Она внимательно смотрит на него, слегка склонив голову набок, чуть приоткрыв рот. Ее глаза блестят еще сильней, может быть, из-за джина, от которого и он начинает чувствовать мягкое, приятное головокружение.
— Ты, думаю, никогда с ним об этом не говорил?
— С ним вообще трудно было говорить. Когда он не работал, он всегда немного… отсутствовал. Он все отдал своим фильмам. Всю ярость, ум, честолюбие, злость. На съемочной площадке он всегда знал, кому что делать. Только в жизни не знал, что делать ему самому.
Вот теперь Якоб с удовольствием выпил бы еще, но она больше не предлагает.
— Так вот, он мне оставил три подарка, давно еще, много лет назад. Говорил, «если окажешься когда-нибудь в Америке — сам я туда больше не доберусь…» Для Луизы Брукс, для Сеймура Небенцаля, это был его продюсер, и для Марка Соркина, который ассистировал на съемках его знаменитых немых фильмов.
— У Марка ты уже был?
— Да, вчера. В Бруклине. Он получил папину пенковую трубку. Сказал много теплых слов.
— Неудивительно. Всегда был подобострастен. Идеальный ассистент режиссера. Так же как Труда была идеальной супругой. А с Небенцалем тебе не повезло. Он теперь хорошо устроился.
— Что-что?
— Умер. Пару лет назад. В Германии, между прочим.
— Так вот почему я не смог его найти.
— А мне ты что привез?
Якоб достает что-то маленькое, твердое, завернутое в газетную бумагу.
— И ты действительно переплыл океан, чтобы доставить дары призракам прошлого?
— Нет, это я заодно. Я тут в командировке.
— И кто твой командир?
— Я в мюнхенском театральном музее работаю. Приехал забрать материалы, которые нам завещали.
— Материалы?
— Рисунки, документы.
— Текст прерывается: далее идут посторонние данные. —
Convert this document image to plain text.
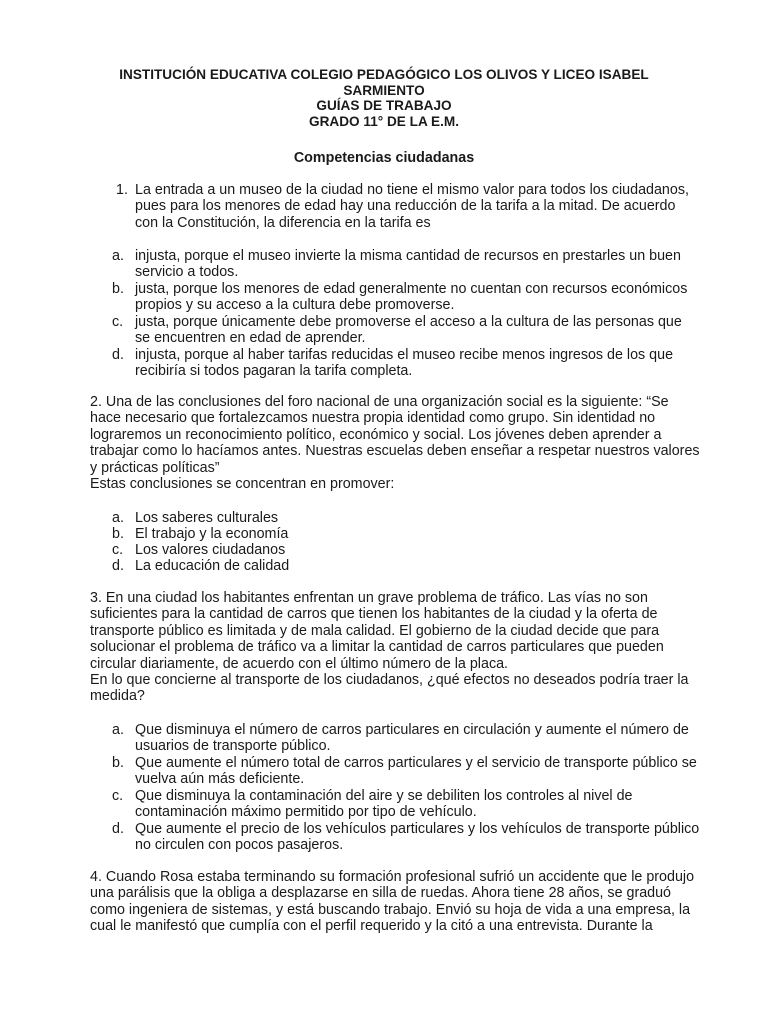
INSTITUCIÓN EDUCATIVA COLEGIO PEDAGÓGICO LOS OLIVOS Y LICEO ISABEL
SARMIENTO
GUÍAS DE TRABAJO
GRADO 11° DE LA E.M.
Competencias ciudadanas
1. La entrada a un museo de la ciudad no tiene el mismo valor para todos los ciudadanos,
pues para los menores de edad hay una reducción de la tarifa a la mitad. De acuerdo
con la Constitución, la diferencia en la tarifa es
a. injusta, porque el museo invierte la misma cantidad de recursos en prestarles un buen
servicio a todos.
b. justa, porque los menores de edad generalmente no cuentan con recursos económicos
propios y su acceso a la cultura debe promoverse.
c. justa, porque únicamente debe promoverse el acceso a la cultura de las personas que
se encuentren en edad de aprender.
d. injusta, porque al haber tarifas reducidas el museo recibe menos ingresos de los que
recibiría si todos pagaran la tarifa completa.
2. Una de las conclusiones del foro nacional de una organización social es la siguiente: “Se
hace necesario que fortalezcamos nuestra propia identidad como grupo. Sin identidad no
lograremos un reconocimiento político, económico y social. Los jóvenes deben aprender a
trabajar como lo hacíamos antes. Nuestras escuelas deben enseñar a respetar nuestros valores
y prácticas políticas”
Estas conclusiones se concentran en promover:
a. Los saberes culturales
b. El trabajo y la economía
c. Los valores ciudadanos
d. La educación de calidad
3. En una ciudad los habitantes enfrentan un grave problema de tráfico. Las vías no son
suficientes para la cantidad de carros que tienen los habitantes de la ciudad y la oferta de
transporte público es limitada y de mala calidad. El gobierno de la ciudad decide que para
solucionar el problema de tráfico va a limitar la cantidad de carros particulares que pueden
circular diariamente, de acuerdo con el último número de la placa.
En lo que concierne al transporte de los ciudadanos, ¿qué efectos no deseados podría traer la
medida?
a. Que disminuya el número de carros particulares en circulación y aumente el número de
usuarios de transporte público.
b. Que aumente el número total de carros particulares y el servicio de transporte público se
vuelva aún más deficiente.
c. Que disminuya la contaminación del aire y se debiliten los controles al nivel de
contaminación máximo permitido por tipo de vehículo.
d. Que aumente el precio de los vehículos particulares y los vehículos de transporte público
no circulen con pocos pasajeros.
4. Cuando Rosa estaba terminando su formación profesional sufrió un accidente que le produjo
una parálisis que la obliga a desplazarse en silla de ruedas. Ahora tiene 28 años, se graduó
como ingeniera de sistemas, y está buscando trabajo. Envió su hoja de vida a una empresa, la
cual le manifestó que cumplía con el perfil requerido y la citó a una entrevista. Durante la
Два художника-постановщика умерли. Эмигрировали в свое время, работали на Бродвее, завещали нам свои архивы.
— Ты перевозишь пыльные папки? Это твоя работа?
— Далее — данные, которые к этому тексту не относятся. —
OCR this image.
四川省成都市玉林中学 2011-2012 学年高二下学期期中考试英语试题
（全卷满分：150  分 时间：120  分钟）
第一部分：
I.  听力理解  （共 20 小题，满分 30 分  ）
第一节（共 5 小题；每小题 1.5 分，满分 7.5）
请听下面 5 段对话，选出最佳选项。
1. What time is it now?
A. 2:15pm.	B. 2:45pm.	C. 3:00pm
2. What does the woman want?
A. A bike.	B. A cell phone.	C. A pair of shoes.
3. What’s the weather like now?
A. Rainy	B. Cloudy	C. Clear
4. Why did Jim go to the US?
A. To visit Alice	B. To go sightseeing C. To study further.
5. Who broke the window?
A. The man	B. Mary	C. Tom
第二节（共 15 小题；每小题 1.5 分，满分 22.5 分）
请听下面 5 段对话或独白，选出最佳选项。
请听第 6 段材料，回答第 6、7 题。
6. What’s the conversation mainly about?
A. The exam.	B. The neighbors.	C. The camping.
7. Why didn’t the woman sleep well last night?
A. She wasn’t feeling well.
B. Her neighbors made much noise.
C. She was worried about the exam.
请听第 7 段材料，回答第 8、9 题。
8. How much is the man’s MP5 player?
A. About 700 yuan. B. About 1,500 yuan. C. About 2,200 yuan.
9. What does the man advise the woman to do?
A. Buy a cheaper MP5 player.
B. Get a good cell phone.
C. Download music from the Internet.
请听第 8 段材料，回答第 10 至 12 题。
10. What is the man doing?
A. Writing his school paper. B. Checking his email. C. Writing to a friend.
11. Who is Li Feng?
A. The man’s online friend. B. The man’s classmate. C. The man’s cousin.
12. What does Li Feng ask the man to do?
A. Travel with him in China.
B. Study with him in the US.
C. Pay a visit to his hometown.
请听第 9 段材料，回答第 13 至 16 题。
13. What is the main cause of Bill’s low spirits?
— Скорее всего, материалы действительно будут в папках. Очень может быть, что в пыльных.
— Почему ты этим занимаешься?
— У меня в музее множество важных задач! Например, на выставках я —
— Якоб, бедный мой мальчик. Извини, что я тебя так называю, но ведь я же и правда могла быть твоей матерью, если бы… — Она смеется. — Если бы мир еще основательнее сошел с ума. Тогда я вполне могла бы оказаться твоей мамочкой. Как тебя угораздило? Музей! Тоска смертная, умри все живое! Мистер Пабст мне рассказывал, что ты все время рисуешь. Говорил, у тебя вообще такие способности, что ему почти страшно.
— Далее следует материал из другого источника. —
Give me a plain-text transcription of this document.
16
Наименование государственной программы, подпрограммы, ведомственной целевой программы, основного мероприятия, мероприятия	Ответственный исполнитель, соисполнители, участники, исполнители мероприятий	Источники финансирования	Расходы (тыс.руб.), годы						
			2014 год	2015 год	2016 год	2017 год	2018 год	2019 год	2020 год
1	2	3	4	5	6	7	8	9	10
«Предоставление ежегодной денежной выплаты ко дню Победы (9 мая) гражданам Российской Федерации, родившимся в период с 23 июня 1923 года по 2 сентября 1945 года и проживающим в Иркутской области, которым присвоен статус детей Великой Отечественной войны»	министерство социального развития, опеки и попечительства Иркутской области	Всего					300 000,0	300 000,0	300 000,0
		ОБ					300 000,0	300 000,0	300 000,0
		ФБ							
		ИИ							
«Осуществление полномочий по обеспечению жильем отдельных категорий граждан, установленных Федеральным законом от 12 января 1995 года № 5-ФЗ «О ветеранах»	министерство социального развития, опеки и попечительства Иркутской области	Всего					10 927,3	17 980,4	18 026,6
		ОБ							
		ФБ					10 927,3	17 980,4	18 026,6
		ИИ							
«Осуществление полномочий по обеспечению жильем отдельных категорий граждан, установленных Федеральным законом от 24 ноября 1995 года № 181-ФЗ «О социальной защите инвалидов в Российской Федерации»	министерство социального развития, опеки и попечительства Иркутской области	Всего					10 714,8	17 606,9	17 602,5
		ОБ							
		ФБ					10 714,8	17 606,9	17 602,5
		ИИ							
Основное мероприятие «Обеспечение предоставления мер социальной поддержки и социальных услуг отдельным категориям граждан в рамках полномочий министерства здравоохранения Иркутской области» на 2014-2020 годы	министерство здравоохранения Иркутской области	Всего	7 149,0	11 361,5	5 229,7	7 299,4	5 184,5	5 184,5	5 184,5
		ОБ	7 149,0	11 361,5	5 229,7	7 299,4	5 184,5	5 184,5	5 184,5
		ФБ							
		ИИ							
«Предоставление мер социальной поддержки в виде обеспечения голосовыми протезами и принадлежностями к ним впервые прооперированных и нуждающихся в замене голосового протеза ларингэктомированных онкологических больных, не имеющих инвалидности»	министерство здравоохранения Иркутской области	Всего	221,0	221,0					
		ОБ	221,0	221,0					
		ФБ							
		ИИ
— Я и правда много рисовал. А потом…
Якоб поднимает руки. Свои изуродованные, раненые руки, свои несчастные руки: на правой кожа почернела, мизинец и безымянный не сгибаются, на левой не хватает кончика большого пальца, а указательный навсегда скрючен. Жить можно, только при сырой погоде болит.
— Не верю.
— Простите?
— Не верю, что дело в руках.
Он медленно встает. — Мне пора!
— Душа — штука хрупкая. Я бы сегодня тоже не смогла так… легко и свободно играть в кино, как раньше. Из-за того, что со мной было. Жизнь всех гнет, а некоторых ломает, рано и жестоко. Нас с тобой, например. — Она разворачивает газету. Внутри плоский серебряный предмет, она рассматривает его на свет, открывает крышку, читает выгравированные буквы: «D.W.G?»
— Д. У. Гриффит.
— Но почему?
— Он подарил папе этот портсигар.
— А что ты вез Небенцалю?
— Сценарий «Безрадостного переулка», рукопись.
— Вот лучше ее мне отдай.
— Я не уверен, могу ли… просто так это решить.
— Но портсигар-то мне зачем?
— Гриффит его подарил папе в знак уважения. Это из-за портсигара папа тогда упал в библиотеке, и нам всем пришлось —
— Гнусный тип.
— Что?
— Гриффит. Я его хорошо знала. Забери это, не хочу.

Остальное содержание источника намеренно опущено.